The power of the jackhammer was unexpected. It jerked her around like a rag doll. Her top teeth slammed against her bottom teeth, rattling her head. Her boobs jiggled. Her entire body vibrated. She felt as if she were inside a food processor.
The force was so strong she couldn’t hold it in place.
On the sidewalk, the chisel tip bounced across the surface of the cement, hopping adroitly over the letters she was trying to destroy, doing little more than kicking up dust. Purposefully, she gripped the jackhammer tighter. The tip made a loud -rat-tat-tat noise as it bit shallowly into the cement. Yes, yes, it was working. She could do this.
But her triumph was short-lived when she realized the tip had moved so much she was no longer even on the same square. She was chiseling up someone else’s heartfelt declaration of love.
Crap!
She tried to drag the jackhammer back to the right square but her arms felt like they’d been
jerked from their sockets. Dirt flew into her mouth and she spat, only to taste a fresh round of grit. Her hair swung, slapped across her face. Her eyes watered. Her ears rang. She trembled from head to toe. Maybe she should have spent a few weeks pumping iron at the gym before tackling this project.
To hell with it.
Selina dropped the jackhammer. It snaked across the ground, vibrating impotently. Angered by her lack of results, she grabbed hold of the extension cord and tugged it out of the wall.
The jackhammer fell silent. Cement dust motes swirled in the suddenly still air, but her ears kept ringing.
She looked up. A small knot of old-timers had appeared in the doorway of Higgy’s Diner. They stared owlishly at her. Nodding curtly, she picked up the jackhammer, ignored her throbbing arms, and dragged the damn thing the four blocks back to the hardware store.
“You gotta clean it if you want your deposit back,” said the kid behind the counter. He had a stainless-steel spike in his chin and a tattoo of a snake trailing up one arm.
“Keep the deposit,” she snarled.
“Dude,” the kid said, raising his arms defensively. “I just work here.”
Selina narrowed her eyes at the teen, who could have stepped right out of a Beavis and Butt-Head cartoon. “You ever been in love?”
“No,” he said.
“You’re smart.” She pointed at him. “Stay away from love. Have sex if you want, but stay away from love. And for God’s sake, use a condom. You’re certainly in no position to care for a wife and children.”
The kid looked stunned by her frankness for a fraction of a second, then he snorted a laugh as Selina turned and walked out of the store, feeling hurt and angry and defeated. She couldn’t even do a simple thing like break up a chunk of concrete.
But there was something far more irrevocable than jack-hammering up Main Street that she could do.
Selina went home and climbed the stairs to her bedroom. She plucked the divorce papers off the bureau, sat down at her desk, and signed them.
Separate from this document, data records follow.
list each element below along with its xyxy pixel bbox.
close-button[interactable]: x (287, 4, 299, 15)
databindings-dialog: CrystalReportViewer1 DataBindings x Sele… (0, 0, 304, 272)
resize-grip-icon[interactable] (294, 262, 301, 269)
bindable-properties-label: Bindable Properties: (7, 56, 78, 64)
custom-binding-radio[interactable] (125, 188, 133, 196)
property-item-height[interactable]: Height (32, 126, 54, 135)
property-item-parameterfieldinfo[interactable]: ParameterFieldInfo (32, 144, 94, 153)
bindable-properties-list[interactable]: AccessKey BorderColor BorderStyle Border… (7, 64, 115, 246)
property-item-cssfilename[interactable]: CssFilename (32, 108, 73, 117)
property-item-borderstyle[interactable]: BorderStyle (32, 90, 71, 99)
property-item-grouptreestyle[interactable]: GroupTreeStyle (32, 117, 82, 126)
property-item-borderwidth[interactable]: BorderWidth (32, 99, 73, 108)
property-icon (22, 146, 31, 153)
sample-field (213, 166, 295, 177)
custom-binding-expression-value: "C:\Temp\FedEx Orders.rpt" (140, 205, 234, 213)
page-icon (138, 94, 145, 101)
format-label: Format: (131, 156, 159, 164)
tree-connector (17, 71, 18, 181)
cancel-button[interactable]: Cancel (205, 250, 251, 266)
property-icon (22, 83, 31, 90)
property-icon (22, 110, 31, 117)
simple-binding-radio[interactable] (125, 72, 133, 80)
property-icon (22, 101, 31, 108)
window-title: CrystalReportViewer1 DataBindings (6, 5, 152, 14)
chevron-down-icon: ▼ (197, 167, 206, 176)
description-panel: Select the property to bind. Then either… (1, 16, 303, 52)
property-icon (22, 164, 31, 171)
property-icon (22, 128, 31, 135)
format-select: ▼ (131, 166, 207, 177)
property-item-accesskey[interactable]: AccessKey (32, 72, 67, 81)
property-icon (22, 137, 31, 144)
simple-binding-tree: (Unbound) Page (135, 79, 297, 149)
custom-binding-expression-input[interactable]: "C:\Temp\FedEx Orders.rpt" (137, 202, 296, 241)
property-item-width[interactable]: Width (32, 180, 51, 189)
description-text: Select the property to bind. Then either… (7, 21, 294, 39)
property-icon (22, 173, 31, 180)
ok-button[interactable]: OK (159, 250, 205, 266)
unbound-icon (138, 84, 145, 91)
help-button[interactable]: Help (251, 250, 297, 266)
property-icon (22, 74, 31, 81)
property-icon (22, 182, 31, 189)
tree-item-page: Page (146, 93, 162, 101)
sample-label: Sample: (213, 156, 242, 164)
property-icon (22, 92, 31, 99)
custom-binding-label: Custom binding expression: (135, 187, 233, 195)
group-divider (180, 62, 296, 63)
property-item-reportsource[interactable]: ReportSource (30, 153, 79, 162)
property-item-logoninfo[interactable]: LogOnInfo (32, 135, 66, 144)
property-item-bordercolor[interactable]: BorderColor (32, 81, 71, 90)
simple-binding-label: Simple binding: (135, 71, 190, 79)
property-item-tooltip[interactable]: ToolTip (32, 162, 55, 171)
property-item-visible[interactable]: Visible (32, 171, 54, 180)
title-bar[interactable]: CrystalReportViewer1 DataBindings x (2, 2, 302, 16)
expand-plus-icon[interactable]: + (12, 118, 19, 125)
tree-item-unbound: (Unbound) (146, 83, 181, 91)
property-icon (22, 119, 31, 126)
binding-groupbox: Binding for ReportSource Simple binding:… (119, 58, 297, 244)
Then she stuck the papers in an envelope, sealed the flap shut, and took it to the post office.
Chapter Sixteen
It was pitch dark by the time they arrived at the rustic cabin deep in the heart of the state park. Brody’s pickup truck was laden with supplies for their sexual tryst and Rachael’s body was tense with anticipation. She’d been waiting for this from the moment he’d dragged her down off the billboard.